Thought Goes On in Art
Thought goes on in art, and it is the very basis of art; it is art itself. It is thought that makes the hand right, and if the hand and eye help thought, why, then, hand and eye help logic: there is no reason why our bodies or senses should be seen as inevitably against logic.
In recent times there has been more of an accent on logic in art than ever. Sometimes indeed there have been such things as “the logic of the unreal,” but still it has been logic. Cubism has its logic, and a most interesting one; dadaism, here and there, is more logical than dons or history professors or various commissioners—dadaism at its best presents the winsome, stunning drama in logic; surrealism had its lengthy logic, and gave logical reasons for the utilitarianism of dreams.
However, abstractionism is that aspect of contemporary art which seems most to use logic in its customary—if incomplete—sense, as something akin to mathematics, different from the lure of Cleopatra, and the smell of woodbine. The abstractionists sound more like legitimate, no-nonsense scientists than any other artists, as a group, history has had. Yet, what the abstractionists seem to call for has gone on, is to be found, in art anytime. Every painter, however wild, unrestrained, not like John Stuart Mill he may seem, has had something of Leon Battista Alberti (1404-1472), who—though, as Vasari tells us, he “practised painting”—was also an “excellent mathematician and geometrician” and wrote a “treatise on traction and on measuring elevations.”
Logic ls of Emotion
The more logical art is, the greater it is. For logic is of emotion, too, of what man is for or against, of what he sees as good or bad. Reinach, in his Apollo, in the following passage calls for more logic from Pinturicchio:
His large compositions, such as the series in the Libreria at Siena and the frescoes of the Borgia Rooms in the Vatican, are decorative and seductive, though not powerfully conceived.
The word conceived in the phrase I have italicized has much to do with the word concept, a word of philosophy or logic. Anyway, Reinach says that Pinturicchio could have seen more clearly, arranged more correctly certain of his compositions. The Umbrian Pinturicchio is asked by the French critic to be more logical.
Reinach describes Fra Bartolommeo as standing for impressive, scientific, logical things:
Fra Bartolommeo (1475-1517) had another merit, the instinct for rhythmic composition, scientifically balanced and pyramidally arranged.
Put otherwise, Fra Bartolommeo had an instinct for scientific balance, which is, surely, in the logical field.

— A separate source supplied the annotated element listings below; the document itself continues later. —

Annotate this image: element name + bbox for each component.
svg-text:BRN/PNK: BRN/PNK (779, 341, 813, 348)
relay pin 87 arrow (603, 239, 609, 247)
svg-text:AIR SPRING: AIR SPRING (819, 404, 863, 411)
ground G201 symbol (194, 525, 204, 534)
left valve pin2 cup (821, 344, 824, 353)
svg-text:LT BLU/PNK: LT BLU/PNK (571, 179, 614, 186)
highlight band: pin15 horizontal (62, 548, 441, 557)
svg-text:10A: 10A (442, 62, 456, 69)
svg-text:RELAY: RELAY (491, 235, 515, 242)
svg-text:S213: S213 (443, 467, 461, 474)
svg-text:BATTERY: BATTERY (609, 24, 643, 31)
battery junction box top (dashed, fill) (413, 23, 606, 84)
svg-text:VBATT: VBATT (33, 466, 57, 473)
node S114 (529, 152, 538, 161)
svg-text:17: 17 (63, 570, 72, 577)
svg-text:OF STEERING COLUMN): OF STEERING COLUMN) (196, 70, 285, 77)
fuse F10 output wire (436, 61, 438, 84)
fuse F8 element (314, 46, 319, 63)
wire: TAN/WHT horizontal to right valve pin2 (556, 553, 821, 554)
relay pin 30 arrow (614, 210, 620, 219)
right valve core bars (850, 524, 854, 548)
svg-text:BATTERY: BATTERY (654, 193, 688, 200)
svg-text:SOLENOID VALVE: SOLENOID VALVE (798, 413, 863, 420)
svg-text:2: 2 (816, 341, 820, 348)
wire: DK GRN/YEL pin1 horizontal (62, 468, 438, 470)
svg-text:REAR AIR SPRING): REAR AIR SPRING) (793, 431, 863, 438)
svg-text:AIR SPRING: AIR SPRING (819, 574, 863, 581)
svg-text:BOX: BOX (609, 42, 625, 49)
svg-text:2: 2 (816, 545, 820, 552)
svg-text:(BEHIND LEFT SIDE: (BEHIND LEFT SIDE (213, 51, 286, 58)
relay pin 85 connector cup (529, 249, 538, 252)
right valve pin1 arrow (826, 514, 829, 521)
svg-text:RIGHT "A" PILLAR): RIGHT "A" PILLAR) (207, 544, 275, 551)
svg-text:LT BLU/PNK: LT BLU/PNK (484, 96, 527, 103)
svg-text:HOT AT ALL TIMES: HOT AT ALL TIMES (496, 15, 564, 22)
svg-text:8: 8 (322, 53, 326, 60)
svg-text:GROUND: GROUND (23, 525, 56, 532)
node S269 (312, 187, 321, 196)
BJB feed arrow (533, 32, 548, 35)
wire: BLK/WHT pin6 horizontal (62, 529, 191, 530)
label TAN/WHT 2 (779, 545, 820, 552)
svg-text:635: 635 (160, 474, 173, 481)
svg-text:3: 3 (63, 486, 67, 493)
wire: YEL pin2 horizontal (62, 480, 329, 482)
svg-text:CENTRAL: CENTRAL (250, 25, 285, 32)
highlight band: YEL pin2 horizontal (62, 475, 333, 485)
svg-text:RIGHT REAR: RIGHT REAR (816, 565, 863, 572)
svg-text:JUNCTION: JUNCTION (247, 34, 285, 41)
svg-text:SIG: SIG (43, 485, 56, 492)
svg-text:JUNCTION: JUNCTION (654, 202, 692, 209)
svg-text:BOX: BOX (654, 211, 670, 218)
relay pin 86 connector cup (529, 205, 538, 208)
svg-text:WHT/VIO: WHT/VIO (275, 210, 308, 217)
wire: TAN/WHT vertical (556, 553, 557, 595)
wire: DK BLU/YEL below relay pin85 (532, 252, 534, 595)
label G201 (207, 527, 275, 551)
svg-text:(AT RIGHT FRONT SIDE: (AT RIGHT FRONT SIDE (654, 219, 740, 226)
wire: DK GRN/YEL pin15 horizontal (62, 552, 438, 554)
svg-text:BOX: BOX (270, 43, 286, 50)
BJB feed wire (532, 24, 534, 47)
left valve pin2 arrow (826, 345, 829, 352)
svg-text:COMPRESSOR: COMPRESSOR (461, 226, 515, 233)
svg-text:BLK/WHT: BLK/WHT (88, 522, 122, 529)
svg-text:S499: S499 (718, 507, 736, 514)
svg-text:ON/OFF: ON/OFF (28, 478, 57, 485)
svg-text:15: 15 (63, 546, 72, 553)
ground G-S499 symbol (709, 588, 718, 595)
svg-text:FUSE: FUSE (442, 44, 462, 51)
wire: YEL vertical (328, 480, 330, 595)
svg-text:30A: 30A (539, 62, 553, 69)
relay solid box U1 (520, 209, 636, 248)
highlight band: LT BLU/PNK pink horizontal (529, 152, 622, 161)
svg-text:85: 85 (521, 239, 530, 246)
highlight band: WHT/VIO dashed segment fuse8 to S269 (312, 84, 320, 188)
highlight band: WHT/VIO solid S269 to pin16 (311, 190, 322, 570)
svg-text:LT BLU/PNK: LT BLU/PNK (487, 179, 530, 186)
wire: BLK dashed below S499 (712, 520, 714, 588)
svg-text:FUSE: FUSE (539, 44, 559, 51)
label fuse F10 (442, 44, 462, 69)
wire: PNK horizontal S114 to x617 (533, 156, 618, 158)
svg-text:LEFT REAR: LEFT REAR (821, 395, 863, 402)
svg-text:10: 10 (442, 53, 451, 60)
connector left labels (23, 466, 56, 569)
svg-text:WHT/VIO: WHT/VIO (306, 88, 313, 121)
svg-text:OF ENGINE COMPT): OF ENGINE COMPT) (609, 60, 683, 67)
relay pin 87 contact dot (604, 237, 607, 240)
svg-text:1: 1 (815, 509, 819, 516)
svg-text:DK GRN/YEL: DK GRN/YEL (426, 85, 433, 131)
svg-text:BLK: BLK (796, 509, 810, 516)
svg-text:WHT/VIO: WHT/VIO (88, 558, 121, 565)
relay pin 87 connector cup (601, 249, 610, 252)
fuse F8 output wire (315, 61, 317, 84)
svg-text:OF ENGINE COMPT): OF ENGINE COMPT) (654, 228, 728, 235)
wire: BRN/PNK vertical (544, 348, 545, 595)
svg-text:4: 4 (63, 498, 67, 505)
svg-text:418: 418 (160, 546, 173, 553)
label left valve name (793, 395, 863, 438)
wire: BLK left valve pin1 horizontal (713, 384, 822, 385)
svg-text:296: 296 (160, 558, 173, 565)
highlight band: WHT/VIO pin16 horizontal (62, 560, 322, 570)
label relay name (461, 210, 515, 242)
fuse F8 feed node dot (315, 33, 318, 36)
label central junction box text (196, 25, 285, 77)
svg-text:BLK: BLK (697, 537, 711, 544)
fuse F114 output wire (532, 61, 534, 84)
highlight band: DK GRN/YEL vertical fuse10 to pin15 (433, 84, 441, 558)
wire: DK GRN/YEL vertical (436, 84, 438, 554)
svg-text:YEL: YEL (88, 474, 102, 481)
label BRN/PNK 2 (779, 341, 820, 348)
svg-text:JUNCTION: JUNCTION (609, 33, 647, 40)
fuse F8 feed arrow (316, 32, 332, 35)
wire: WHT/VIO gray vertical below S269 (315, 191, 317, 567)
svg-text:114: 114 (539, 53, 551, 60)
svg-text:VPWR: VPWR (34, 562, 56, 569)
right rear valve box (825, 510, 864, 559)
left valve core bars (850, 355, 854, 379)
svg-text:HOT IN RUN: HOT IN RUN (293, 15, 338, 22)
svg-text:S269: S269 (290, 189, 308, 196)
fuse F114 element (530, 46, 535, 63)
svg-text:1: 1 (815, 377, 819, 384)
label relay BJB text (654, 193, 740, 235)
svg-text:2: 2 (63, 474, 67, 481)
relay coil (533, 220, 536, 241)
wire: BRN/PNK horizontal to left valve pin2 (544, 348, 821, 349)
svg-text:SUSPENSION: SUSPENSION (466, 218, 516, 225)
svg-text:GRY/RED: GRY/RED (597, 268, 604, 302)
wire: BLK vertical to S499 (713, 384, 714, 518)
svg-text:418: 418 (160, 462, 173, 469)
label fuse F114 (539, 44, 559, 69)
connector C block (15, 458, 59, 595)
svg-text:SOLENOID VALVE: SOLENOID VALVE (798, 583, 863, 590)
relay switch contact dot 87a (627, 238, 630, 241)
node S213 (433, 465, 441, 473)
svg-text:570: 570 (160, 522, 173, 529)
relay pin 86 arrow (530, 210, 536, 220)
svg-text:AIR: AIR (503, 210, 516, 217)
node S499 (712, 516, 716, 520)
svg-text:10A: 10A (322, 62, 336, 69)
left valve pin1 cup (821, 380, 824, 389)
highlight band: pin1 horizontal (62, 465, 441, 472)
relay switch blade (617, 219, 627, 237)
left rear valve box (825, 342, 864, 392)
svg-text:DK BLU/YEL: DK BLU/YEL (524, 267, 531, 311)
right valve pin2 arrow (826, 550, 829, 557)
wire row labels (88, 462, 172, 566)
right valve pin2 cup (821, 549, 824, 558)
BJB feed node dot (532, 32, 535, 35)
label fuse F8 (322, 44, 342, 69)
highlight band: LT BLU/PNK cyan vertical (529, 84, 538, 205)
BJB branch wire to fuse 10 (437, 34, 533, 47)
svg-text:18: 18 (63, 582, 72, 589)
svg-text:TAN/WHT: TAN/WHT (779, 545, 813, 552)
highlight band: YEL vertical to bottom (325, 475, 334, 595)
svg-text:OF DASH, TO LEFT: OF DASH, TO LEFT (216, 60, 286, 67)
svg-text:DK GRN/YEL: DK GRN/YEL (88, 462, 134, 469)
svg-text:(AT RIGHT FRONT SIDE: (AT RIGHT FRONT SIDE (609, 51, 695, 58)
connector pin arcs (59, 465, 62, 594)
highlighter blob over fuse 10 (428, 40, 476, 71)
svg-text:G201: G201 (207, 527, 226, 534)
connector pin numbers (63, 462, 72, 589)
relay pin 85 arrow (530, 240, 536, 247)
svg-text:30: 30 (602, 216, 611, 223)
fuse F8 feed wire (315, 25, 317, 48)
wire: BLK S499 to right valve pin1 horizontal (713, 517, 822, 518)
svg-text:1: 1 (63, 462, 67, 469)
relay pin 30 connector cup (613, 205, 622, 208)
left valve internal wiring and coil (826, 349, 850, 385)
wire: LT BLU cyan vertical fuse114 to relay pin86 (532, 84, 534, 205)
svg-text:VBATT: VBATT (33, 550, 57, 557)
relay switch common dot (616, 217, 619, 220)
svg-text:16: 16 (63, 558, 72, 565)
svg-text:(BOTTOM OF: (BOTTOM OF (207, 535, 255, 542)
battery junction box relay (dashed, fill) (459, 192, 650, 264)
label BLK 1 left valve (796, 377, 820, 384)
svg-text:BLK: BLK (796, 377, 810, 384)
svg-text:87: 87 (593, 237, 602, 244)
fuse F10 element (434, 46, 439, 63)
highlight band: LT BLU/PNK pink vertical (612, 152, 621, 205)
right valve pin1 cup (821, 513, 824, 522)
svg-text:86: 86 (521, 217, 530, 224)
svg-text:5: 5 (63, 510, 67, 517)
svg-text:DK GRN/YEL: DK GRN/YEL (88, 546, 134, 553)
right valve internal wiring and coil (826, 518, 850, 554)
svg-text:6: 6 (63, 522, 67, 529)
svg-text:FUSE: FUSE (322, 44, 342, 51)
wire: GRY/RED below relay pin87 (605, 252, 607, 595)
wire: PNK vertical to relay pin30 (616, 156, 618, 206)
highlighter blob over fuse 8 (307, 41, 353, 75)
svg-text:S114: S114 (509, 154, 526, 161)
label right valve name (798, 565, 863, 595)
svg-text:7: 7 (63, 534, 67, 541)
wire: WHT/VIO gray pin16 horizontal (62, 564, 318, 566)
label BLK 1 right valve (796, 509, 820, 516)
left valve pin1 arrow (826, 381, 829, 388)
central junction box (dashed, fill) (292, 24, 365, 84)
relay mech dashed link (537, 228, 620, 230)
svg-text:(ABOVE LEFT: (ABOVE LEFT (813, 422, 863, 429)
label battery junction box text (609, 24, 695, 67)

Instinct, then, can be logical.
Reinach says elsewhere that Michelangelo had a predilection for general types. The general and particular, as I said, are big matters both in logic and art. Reinach’s words are:
But Michelangelo’s genius had nothing in common with antique art save the predilection for general types.

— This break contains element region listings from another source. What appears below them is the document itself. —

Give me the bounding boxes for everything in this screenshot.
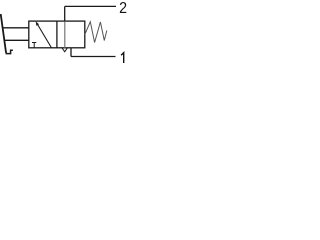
leader line to label 1 [71,56,116,58]
port label 1 [121,53,124,63]
valve box divider [56,21,58,48]
pedal lever arm [1,14,6,53]
right box exhaust flow line [64,21,66,48]
svg-text:2: 2 [119,0,127,17]
port 2 stub [64,6,66,21]
valve body outline [29,21,85,48]
left box flow path 1 to 2 [37,23,52,48]
upper link rod [3,27,29,29]
port 1 stub [70,48,72,57]
spring return [85,22,107,43]
left box arrowhead [36,21,39,25]
right box exhaust arrowhead [62,48,67,52]
left box blocked port T [32,43,36,48]
leader line to label 2 [65,5,116,7]
pedal foot step [6,50,13,53]
lower link rod [4,39,28,41]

What We’re For and Not For
In Reinach’s Apollo, a world history of art, there are more instances of logic being art, art being logic; and these instances can be found in all histories of art. Art shows that reason is about what we’re for and not for. Judgment, like art, is about both what is and isn’t, what we should be for and what not. Judgment, in other words, is in emotion, too—emotion being about the “for and against.”
When art is seen as logic, the unconscious in all its grandeur will be seen as being order, good sense, the architecture of the mind, not just its darkness. Art tells us what the full logic of our minds is doing.